I agree the landscape is changing – not unlike any other industry – and it is not the first time that venture capital has experienced change. After the dotcom bubble burst over a decade ago, the industry underwent a healthy self-examination, and a number of venture firms quietly disappeared. Today, we are in an era of cyclical innovation and it would be shortsighted to think any industry can remain undisrupted for an extended period of time. Disruption leads to new ideas, innovation and efficiencies if approached thoughtfully.
Mark Suster’s recent article in FORTUNE made several excellent points about the “changing structure of the venture capital industry” and he brought a more holistic view to the conversation at large. Here are a few things he mentioned that I unequivocally agree with:
1. Less capital is required to start a company, creating more opportunities for early stage funding. This dynamic results in more competition for investment from different players, creating new competitive forces in the VC industry and democratizing access to capital. Here is a comprehensive list from The Washington Post that itemizes the types of funders in the market these days. It’s also opening up opportunities for funding outside of the traditional centers of venture capital – which we believe is leading to the growth of new entrepreneurial ecosystems outside of Silicon Valley and New York. Revolution recently embarked on a Rise of the Rest Road Trip to showcase these thriving ecosystems and ensure they continue to grow. We feel as a company that this will help the entire ecosystem flourish.
2. Typical VC isn’t being gutted – it’s being supplemented. Mark says the value in the private market has led “other major non-private-market investors to become late-stage VCs.” Where there is supply, you will find demand, more players will certainly enter the market, but there are also more opportunities for venture capital investment. Venture capitalists can distinguish themselves by adding unique value to their investments. At Revolution we focus on collaborating with our portfolio companies to give them the greatest chance of success and we focus on investing in companies where we can add value because of our background and experience.
3. Companies are raising larger amounts of capital before going public. The private market is maturing and participating more in the funding of private companies, to a point where we’re seeing some of the largest companies pushing off IPOs. There are a few reasons for this: there is more late-stage capital available with traditional hedge funds “crossing over” to the venture asset class; going public is still expensive, time-consuming, and distracting; and lately private market valuations are higher than public market valuations (so private financing is less dilutive for companies). This imbalance will reset – it always does – but in the meantime relatively cheap capital is available to mature private companies. Dan Primack has suggested that this trend for the delayed IPO is virtually unpatriotic, but I think that’s a little overstated as the capital markets are merely doing what they are designed to do.

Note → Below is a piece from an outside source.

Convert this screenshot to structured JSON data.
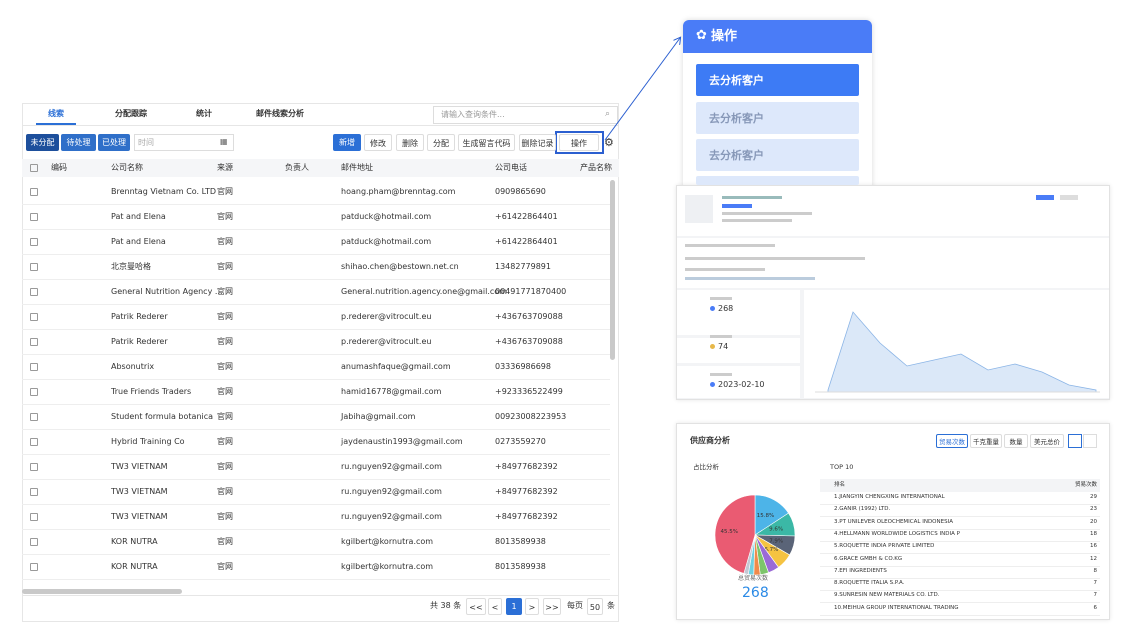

There are many perspectives to be considered but I don’t think there is a reason to be pessimistic about venture capital and where the industry is headed. Technology and innovation will continue to push every industry to adapt in ways that are difficult to ascertain but smart thinking and investing in companies that are built to last will prove valuable for investors and our economy. And I think it will become increasingly important for startups to consider what type of funding and what partners are most beneficial to their company at each stage of their growth.